Unquote with parameter in block

So I have this macro:

  defmacro content(_opts \\ [], do: block) do
    quote location: :keep do
      def page_view(var!(conn)) do
        import Kernel, except: [div: 2, to_string: 1]
        import ExAdmin.ViewHelpers
        use Xain
        _ = var!(conn)

        markup safe: true do
          unquote(block)
        end
      end
    end
  end

Which is used like that:

    content do
       # Whatever code
    end

How can I pass the conn variable to the content block?

    content do
      IO.inspect(conn)
    end

Can’t make it work. :frowning:

Thanks

See my last paragraph here: I don't understand quote/unquote: why do we need them?

More on unquote fragments: https://hexdocs.pm/elixir/Kernel.SpecialForms.html#quote/2-binding-and-unquote-fragments

5 Likes
defmodule TestXain do
  defmacro content(do: block) do
    block =
      quote do
        _ = var!(conn)
        import Kernel, except: [div: 2, to_string: 1]
        use Xain

        markup safe: true do
          unquote(block)
        end
      end

    quote location: :keep do
      def page_view(var!(conn)), do: unquote(block)
    end
  end
end


defmodule TestXain.View do
  import TestXain

  content do
    IO.inspect(conn)
  end
end

iex(1)> TestXain.View.page_view(1)
1
{:safe, "1"}

This seems to work fine for me and circumvents the whole problem of unquote fragments.

3 Likes

Thanks a lot for your answers.

This works like a charm. It even works with the original version, which I did not think of testing since I could not imagine it would.

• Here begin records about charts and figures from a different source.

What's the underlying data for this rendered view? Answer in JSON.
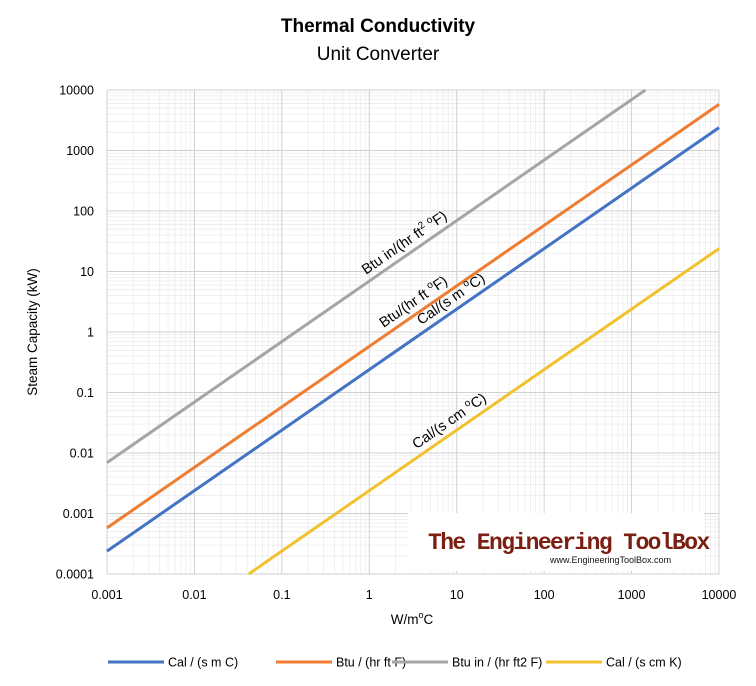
{
  "header": {
    "title": "Thermal Conductivity",
    "subtitle": "Unit Converter"
  },
  "chart_data": {
    "type": "line",
    "title": "Thermal Conductivity",
    "subtitle": "Unit Converter",
    "xlabel": "W/m°C",
    "xlabel_base": "W/m",
    "xlabel_sup": "o",
    "xlabel_tail": "C",
    "ylabel": "Steam Capacity (kW)",
    "x_scale": "log",
    "y_scale": "log",
    "xlim": [
      0.001,
      10000
    ],
    "ylim": [
      0.0001,
      10000
    ],
    "x_ticks": [
      0.001,
      0.01,
      0.1,
      1,
      10,
      100,
      1000,
      10000
    ],
    "x_tick_labels": [
      "0.001",
      "0.01",
      "0.1",
      "1",
      "10",
      "100",
      "1000",
      "10000"
    ],
    "y_ticks": [
      0.0001,
      0.001,
      0.01,
      0.1,
      1,
      10,
      100,
      1000,
      10000
    ],
    "y_tick_labels": [
      "0.0001",
      "0.001",
      "0.01",
      "0.1",
      "1",
      "10",
      "100",
      "1000",
      "10000"
    ],
    "grid": true,
    "legend_position": "bottom",
    "series": [
      {
        "name": "Cal / (s m C)",
        "color": "#4472c4",
        "x": [
          0.001,
          10000
        ],
        "values": [
          0.000239,
          2390
        ]
      },
      {
        "name": "Btu / (hr ft F)",
        "color": "#ed7d31",
        "x": [
          0.001,
          10000
        ],
        "values": [
          0.000578,
          5780
        ]
      },
      {
        "name": "Btu in / (hr ft2 F)",
        "color": "#a5a5a5",
        "x": [
          0.001,
          1440
        ],
        "values": [
          0.00694,
          10000
        ]
      },
      {
        "name": "Cal / (s cm K)",
        "color": "#f2c12e",
        "x": [
          0.0418,
          10000
        ],
        "values": [
          0.0001,
          23.9
        ]
      }
    ],
    "annotations": [
      {
        "series": "Btu in / (hr ft2 F)",
        "parts": [
          "Btu in/(hr ft",
          "2",
          " ",
          "o",
          "F)"
        ],
        "at_x": 3.0
      },
      {
        "series": "Btu / (hr ft F)",
        "parts": [
          "Btu/(hr ft ",
          "o",
          "F)"
        ],
        "at_x": 3.8
      },
      {
        "series": "Cal / (s m C)",
        "parts": [
          "Cal/(s m ",
          "o",
          "C)"
        ],
        "at_x": 10.2
      },
      {
        "series": "Cal / (s cm K)",
        "parts": [
          "Cal/(s cm ",
          "o",
          "C)"
        ],
        "at_x": 9.8
      }
    ]
  },
  "watermark": {
    "title": "The Engineering ToolBox",
    "url": "www.EngineeringToolBox.com"
  }
}
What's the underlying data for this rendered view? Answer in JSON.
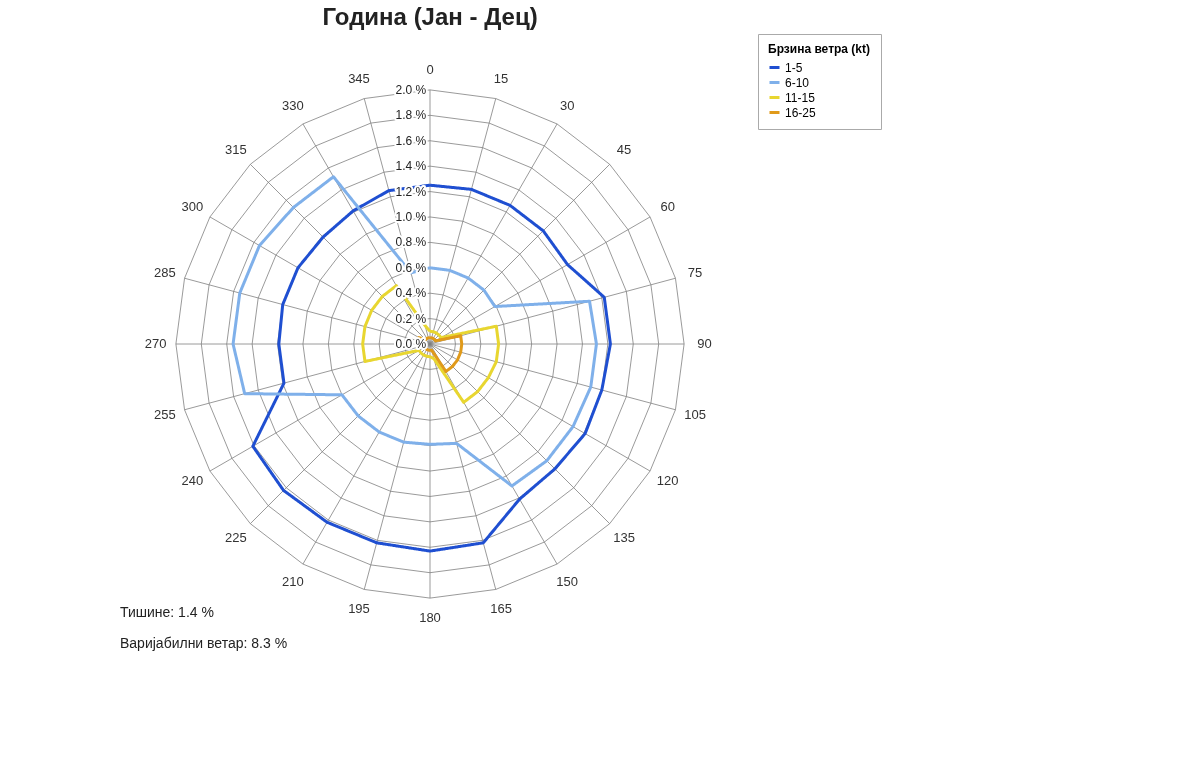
{
  "chart_data": {
    "type": "radar",
    "title": "Година (Јан - Дец)",
    "categories": [
      "0",
      "15",
      "30",
      "45",
      "60",
      "75",
      "90",
      "105",
      "120",
      "135",
      "150",
      "165",
      "180",
      "195",
      "210",
      "225",
      "240",
      "255",
      "270",
      "285",
      "300",
      "315",
      "330",
      "345"
    ],
    "series": [
      {
        "name": "1-5",
        "color": "#1f4fd1",
        "values": [
          1.25,
          1.26,
          1.26,
          1.26,
          1.25,
          1.42,
          1.42,
          1.4,
          1.41,
          1.39,
          1.41,
          1.62,
          1.63,
          1.62,
          1.62,
          1.63,
          1.61,
          1.19,
          1.19,
          1.2,
          1.2,
          1.19,
          1.21,
          1.25
        ]
      },
      {
        "name": "6-10",
        "color": "#7fb0ea",
        "values": [
          0.6,
          0.6,
          0.6,
          0.6,
          0.59,
          1.3,
          1.31,
          1.31,
          1.3,
          1.3,
          1.29,
          0.81,
          0.79,
          0.8,
          0.8,
          0.8,
          0.8,
          1.51,
          1.55,
          1.55,
          1.55,
          1.52,
          1.52,
          0.58
        ]
      },
      {
        "name": "11-15",
        "color": "#e8d630",
        "values": [
          0.1,
          0.1,
          0.1,
          0.1,
          0.1,
          0.54,
          0.54,
          0.54,
          0.53,
          0.53,
          0.53,
          0.12,
          0.1,
          0.1,
          0.1,
          0.1,
          0.1,
          0.53,
          0.53,
          0.53,
          0.53,
          0.53,
          0.53,
          0.15
        ]
      },
      {
        "name": "16-25",
        "color": "#e09a1a",
        "values": [
          0.05,
          0.05,
          0.05,
          0.05,
          0.05,
          0.25,
          0.25,
          0.25,
          0.25,
          0.25,
          0.25,
          0.05,
          0.05,
          0.05,
          0.05,
          0.05,
          0.05,
          0.05,
          0.1,
          0.1,
          0.1,
          0.05,
          0.05,
          0.05
        ]
      }
    ],
    "ylim": [
      0,
      2
    ],
    "yticks": [
      {
        "value": 0,
        "label": "0.0 %"
      },
      {
        "value": 0.2,
        "label": "0.2 %"
      },
      {
        "value": 0.4,
        "label": "0.4 %"
      },
      {
        "value": 0.6,
        "label": "0.6 %"
      },
      {
        "value": 0.8,
        "label": "0.8 %"
      },
      {
        "value": 1.0,
        "label": "1.0 %"
      },
      {
        "value": 1.2,
        "label": "1.2 %"
      },
      {
        "value": 1.4,
        "label": "1.4 %"
      },
      {
        "value": 1.6,
        "label": "1.6 %"
      },
      {
        "value": 1.8,
        "label": "1.8 %"
      },
      {
        "value": 2.0,
        "label": "2.0 %"
      }
    ],
    "grid": true,
    "legend": "right",
    "legend_title": "Брзина ветра (kt)",
    "line_style": "solid",
    "marker": "none",
    "annotations": [
      "Тишине:  1.4 %",
      "Варијабилни ветар: 8.3 %"
    ]
  }
}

How does the block knows about conn? For a almost functional language that is elixir, this is amazing to see a named variable coming in like this!

But it does solve my issue, which is great! :sunglasses:

Using var! makes the variable unhygienic, so it bleeds into the inner blocks scope. If you consider the resulting AST you’ll notice, that the inner block just refers to a variable like this {:conn, [], Some.Module}, where the last part is the context of the variable. var! makes it so that the contexts match, while without that they won’t.

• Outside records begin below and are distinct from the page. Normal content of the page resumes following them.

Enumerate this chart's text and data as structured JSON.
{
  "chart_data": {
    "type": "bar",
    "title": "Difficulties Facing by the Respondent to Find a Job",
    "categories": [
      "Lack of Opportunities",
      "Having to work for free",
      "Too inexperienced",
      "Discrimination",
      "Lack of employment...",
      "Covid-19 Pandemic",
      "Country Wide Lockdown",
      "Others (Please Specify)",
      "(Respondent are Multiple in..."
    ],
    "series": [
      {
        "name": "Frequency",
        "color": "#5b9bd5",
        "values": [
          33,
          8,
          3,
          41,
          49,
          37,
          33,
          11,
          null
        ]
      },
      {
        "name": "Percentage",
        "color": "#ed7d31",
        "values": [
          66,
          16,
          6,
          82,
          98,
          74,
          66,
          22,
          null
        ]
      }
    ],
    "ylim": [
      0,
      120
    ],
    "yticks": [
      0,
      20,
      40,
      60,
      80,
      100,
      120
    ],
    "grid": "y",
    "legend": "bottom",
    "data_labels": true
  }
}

The resulting AST doesn’t really care if it came out of a macro or not. With it it looks like you wrote:

      def page_view(conn) do
        import Kernel, except: [div: 2, to_string: 1]
        import ExAdmin.ViewHelpers
        use Xain
        _ = conn

        markup safe: true do
          IO.inspect(conn)
        end
      end

Which is obviously fine code.

1 Like

Yes, I imagined this was equivalent to:

        markup safe: true do
          IO.inspect(conn)
        end

The only thing that makes me slightly uncomfortable is that the variable is named so one needs to read the calling code (or the doc) to know what variables are available but I guess that’s how things go!

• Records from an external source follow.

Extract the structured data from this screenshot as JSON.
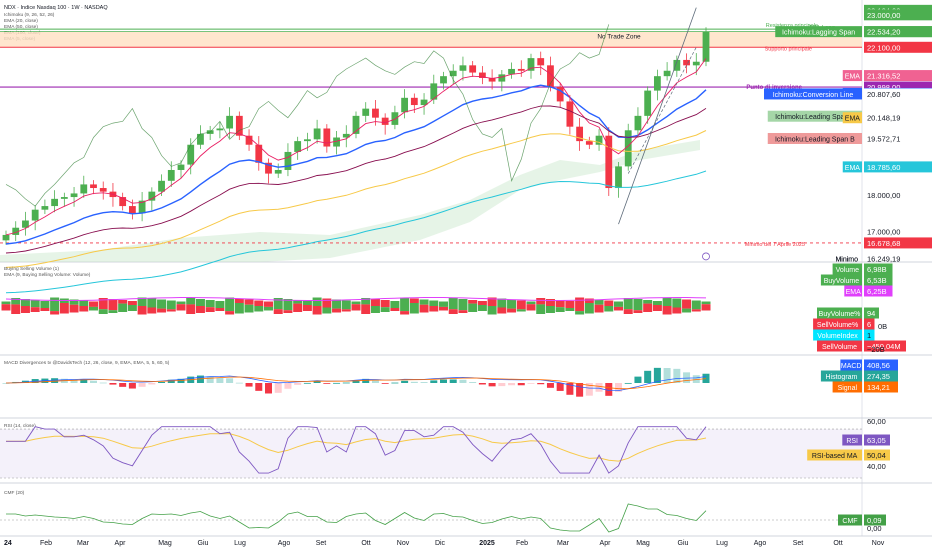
{
  "header": {
    "symbol_line": "NDX · Indice Nasdaq 100 · 1W · NASDAQ",
    "currency": "USD",
    "indicator_lines": [
      "Ichimoku (9, 26, 52, 26)",
      "EMA (20, close)",
      "EMA (50, close)",
      "EMA (100, close)",
      "EMA (5, close)"
    ]
  },
  "colors": {
    "up": "#4caf50",
    "down": "#f23645",
    "ema20": "#2962ff",
    "ema50": "#f7c948",
    "ema100": "#26c6da",
    "ema5": "#e91e63",
    "kumo_fill": "#c8e6c9",
    "lagging": "#4caf50",
    "base_line": "#880e4f",
    "resistance": "#4caf50",
    "support": "#f23645",
    "pivot": "#9c27b0",
    "no_trade_zone": "#ffe0c2"
  },
  "annotations": {
    "no_trade_zone": "No Trade Zone",
    "support": "Supporto principale",
    "resistance": "Resistenza principale",
    "tp_long": "TP1 Long",
    "pivot": "Punto di inversione",
    "april_low": "Minimo del 7 Aprile 2025",
    "massimo": "Massimo",
    "minimo": "Minimo",
    "watermark": "TV"
  },
  "price_labels": [
    {
      "text": "23.124,00",
      "bg": "#4caf50",
      "fg": "#ffffff",
      "value": 23124
    },
    {
      "text": "23.000,00",
      "bg": "#4caf50",
      "fg": "#ffffff",
      "value": 23000
    },
    {
      "text": "Massimo",
      "bg": "",
      "fg": "#131722",
      "value": 22603.22,
      "tag": true
    },
    {
      "text": "22.603,22",
      "bg": "#ffffff",
      "fg": "#131722",
      "value": 22603.22
    },
    {
      "text": "22.534,20",
      "bg": "#4caf50",
      "fg": "#ffffff",
      "value": 22534.2
    },
    {
      "text": "Ichimoku:Lagging Span",
      "bg": "#4caf50",
      "fg": "#ffffff",
      "value": 22534.2,
      "tag": true
    },
    {
      "text": "22.534,20",
      "bg": "#4caf50",
      "fg": "#ffffff",
      "value": 22534.2
    },
    {
      "text": "22.100,00",
      "bg": "#f23645",
      "fg": "#ffffff",
      "value": 22100
    },
    {
      "text": "EMA",
      "bg": "#f06292",
      "fg": "#ffffff",
      "value": 21316.52,
      "tag": true
    },
    {
      "text": "21.316,52",
      "bg": "#f06292",
      "fg": "#ffffff",
      "value": 21316.52
    },
    {
      "text": "20.998,00",
      "bg": "#9c27b0",
      "fg": "#ffffff",
      "value": 20998
    },
    {
      "text": "EMA",
      "bg": "#2962ff",
      "fg": "#ffffff",
      "value": 20820.85,
      "tag": true
    },
    {
      "text": "20.820,85",
      "bg": "#2962ff",
      "fg": "#ffffff",
      "value": 20820.85
    },
    {
      "text": "Ichimoku:Conversion Line",
      "bg": "#2962ff",
      "fg": "#ffffff",
      "value": 20807.6,
      "tag": true
    },
    {
      "text": "20.807,60",
      "bg": "#ffffff",
      "fg": "#131722",
      "value": 20807.6
    },
    {
      "text": "Ichimoku:Leading Span A",
      "bg": "#a5d6a7",
      "fg": "#131722",
      "value": 20190.15,
      "tag": true
    },
    {
      "text": "20.190,15",
      "bg": "#ffffff",
      "fg": "#131722",
      "value": 20190.15
    },
    {
      "text": "EMA",
      "bg": "#f7c948",
      "fg": "#131722",
      "value": 20148.19,
      "tag": true
    },
    {
      "text": "20.148,19",
      "bg": "#ffffff",
      "fg": "#131722",
      "value": 20148.19
    },
    {
      "text": "Ichimoku:Base Line",
      "bg": "#b71c1c",
      "fg": "#ffffff",
      "value": 19572.71,
      "tag": true
    },
    {
      "text": "19.572,71",
      "bg": "#ffffff",
      "fg": "#131722",
      "value": 19572.71
    },
    {
      "text": "Ichimoku:Leading Span B",
      "bg": "#ef9a9a",
      "fg": "#131722",
      "value": 19572.71,
      "tag": true
    },
    {
      "text": "19.572,71",
      "bg": "#ffffff",
      "fg": "#131722",
      "value": 19572.71
    },
    {
      "text": "EMA",
      "bg": "#26c6da",
      "fg": "#ffffff",
      "value": 18785.6,
      "tag": true
    },
    {
      "text": "18.785,60",
      "bg": "#26c6da",
      "fg": "#ffffff",
      "value": 18785.6
    },
    {
      "text": "18.000,00",
      "bg": "",
      "fg": "#131722",
      "value": 18000
    },
    {
      "text": "17.000,00",
      "bg": "",
      "fg": "#131722",
      "value": 17000
    },
    {
      "text": "16.678,68",
      "bg": "#f23645",
      "fg": "#ffffff",
      "value": 16678.68
    },
    {
      "text": "Minimo",
      "bg": "",
      "fg": "#131722",
      "value": 16249.19,
      "tag": true
    },
    {
      "text": "16.249,19",
      "bg": "",
      "fg": "#131722",
      "value": 16249.19
    }
  ],
  "x_axis": [
    "24",
    "Feb",
    "Mar",
    "Apr",
    "Mag",
    "Giu",
    "Lug",
    "Ago",
    "Set",
    "Ott",
    "Nov",
    "Dic",
    "2025",
    "Feb",
    "Mar",
    "Apr",
    "Mag",
    "Giu",
    "Lug",
    "Ago",
    "Set",
    "Ott",
    "Nov"
  ],
  "volume_panel": {
    "title": "Buying Selling Volume (1)",
    "subtitle": "EMA (9, Buying Selling Volume: Volume)",
    "labels": [
      {
        "tag": "Volume",
        "value": "6,98B",
        "bg": "#4caf50"
      },
      {
        "tag": "BuyVolume",
        "value": "6,53B",
        "bg": "#4caf50"
      },
      {
        "tag": "EMA",
        "value": "6,25B",
        "bg": "#e040fb"
      },
      {
        "tag": "BuyVolume%",
        "value": "94",
        "bg": "#4caf50"
      },
      {
        "tag": "SellVolume%",
        "value": "6",
        "bg": "#f23645"
      },
      {
        "tag": "VolumeIndex",
        "value": "1",
        "bg": "#00e5ff"
      },
      {
        "tag": "SellVolume",
        "value": "−450,04M",
        "bg": "#f23645"
      }
    ],
    "scale": [
      "0B",
      "−20B"
    ]
  },
  "macd_panel": {
    "title": "MACD Divergences tv @DavidsTech (12, 26, close, 9, EMA, EMA, 5, 5, 60, 5)",
    "labels": [
      {
        "tag": "MACD",
        "value": "408,56",
        "bg": "#2962ff"
      },
      {
        "tag": "Histogram",
        "value": "274,35",
        "bg": "#26a69a"
      },
      {
        "tag": "Signal",
        "value": "134,21",
        "bg": "#ff6d00"
      }
    ]
  },
  "rsi_panel": {
    "title": "RSI (14, close)",
    "labels": [
      {
        "tag": "RSI",
        "value": "63,05",
        "bg": "#7e57c2"
      },
      {
        "tag": "RSI-based MA",
        "value": "50,04",
        "bg": "#f7c948"
      }
    ],
    "scale": [
      "60,00",
      "40,00"
    ]
  },
  "cmf_panel": {
    "title": "CMF (20)",
    "labels": [
      {
        "tag": "CMF",
        "value": "0,09",
        "bg": "#43a047"
      }
    ],
    "scale": [
      "0,00"
    ]
  },
  "chart_data": {
    "type": "candlestick",
    "title": "NDX · Indice Nasdaq 100 · 1W · NASDAQ",
    "ylim": [
      16249.19,
      23124
    ],
    "series": [
      {
        "name": "EMA (20, close)",
        "last": 20820.85
      },
      {
        "name": "EMA (50, close)",
        "last": 20148.19
      },
      {
        "name": "EMA (100, close)",
        "last": 18785.6
      },
      {
        "name": "EMA (5, close)",
        "last": 21316.52
      },
      {
        "name": "Ichimoku:Conversion Line",
        "last": 20807.6
      },
      {
        "name": "Ichimoku:Base Line",
        "last": 19572.71
      },
      {
        "name": "Ichimoku:Leading Span A",
        "last": 20190.15
      },
      {
        "name": "Ichimoku:Leading Span B",
        "last": 19572.71
      },
      {
        "name": "Ichimoku:Lagging Span",
        "last": 22534.2
      }
    ],
    "levels": {
      "resistance": 22603.22,
      "tp1_long": 22534.2,
      "support": 22100,
      "pivot": 20998,
      "april_low": 16678.68,
      "no_trade_zone": [
        22100,
        22534.2
      ]
    },
    "closes": [
      16900,
      17100,
      17300,
      17600,
      17700,
      17900,
      17950,
      18050,
      18300,
      18200,
      18100,
      17950,
      17700,
      17500,
      17850,
      18100,
      18400,
      18700,
      18850,
      19400,
      19700,
      19800,
      19850,
      20200,
      19650,
      19400,
      18900,
      18600,
      18700,
      19200,
      19500,
      19550,
      19850,
      19350,
      19600,
      19700,
      20200,
      20400,
      20150,
      19950,
      20300,
      20700,
      20500,
      20650,
      21100,
      21300,
      21450,
      21600,
      21400,
      21250,
      21150,
      21350,
      21500,
      21450,
      21800,
      21600,
      21000,
      20600,
      19900,
      19500,
      19400,
      19650,
      18200,
      18800,
      19800,
      20200,
      20900,
      21300,
      21450,
      21750,
      21600,
      21700,
      22534
    ],
    "volume_note": "weekly buy/sell volume bars"
  }
}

Thanks for your support :smile:

You could build the macro to be called like that:

content(conn) do
  IO.inspect(conn)
end

or

content conn do
 IO.inspect(conn)
end

I’d not jump to unhygienic variables without a good reason.

2 Likes

I personally prefer something like:

content do
  conn -> IO.inspect(conn)
end

You can either decompose it to grab the head as the var, or just use it as a case context with full matching and all, which is also so easy to do in quotes. :slight_smile:

2 Likes

Those two solutions seem much cleaner in terms of readability.

That said, I’m going for the undeclared version since it is the original from a lib (ex_admin) and I don’t need to change it here.

I like very much your idea. Can you give an example how can I write a macro like this?
I would like to be able to call it like this:

wrap_with_connection do
   channel -> publish_on_existing_channel(channel, @exchange, @outcome_routing_key, outcome_payload)
end

I can not figure out how to write the macro. What I have by now is:

defmodule Example do
  def init_rabbitmq_channel do
    ...
  end

  def close_rabbitmq_channel(channel) do
    ....
  end

  def publish_on_existing_channel(channel, exchange, routing_key, payload) do
    .....
  end

  defmacro wrap_with_connection(do: block) do
    quote do
      var!(channel) = init_rabbitmq_channel()
      unquote(block)
      close_rabbitmq_channel(channel)
    end
  end
end
1 Like

You’d want to instead do this function as something like this instead:

  defmacro wrap_with_connection(do: block) do
    quote do
      channel = init_rabbitmq_channel() # This is a different channel than what the user will match on
      case channel do
        unquote(block) # This might need to be `unquote_splice`, I forget, I usually use ast tuples...
      end
      close_rabbitmq_channel(channel)
    end
  end
1 Like

That worked, Thanks. I never thought it will be that simple with a case statement.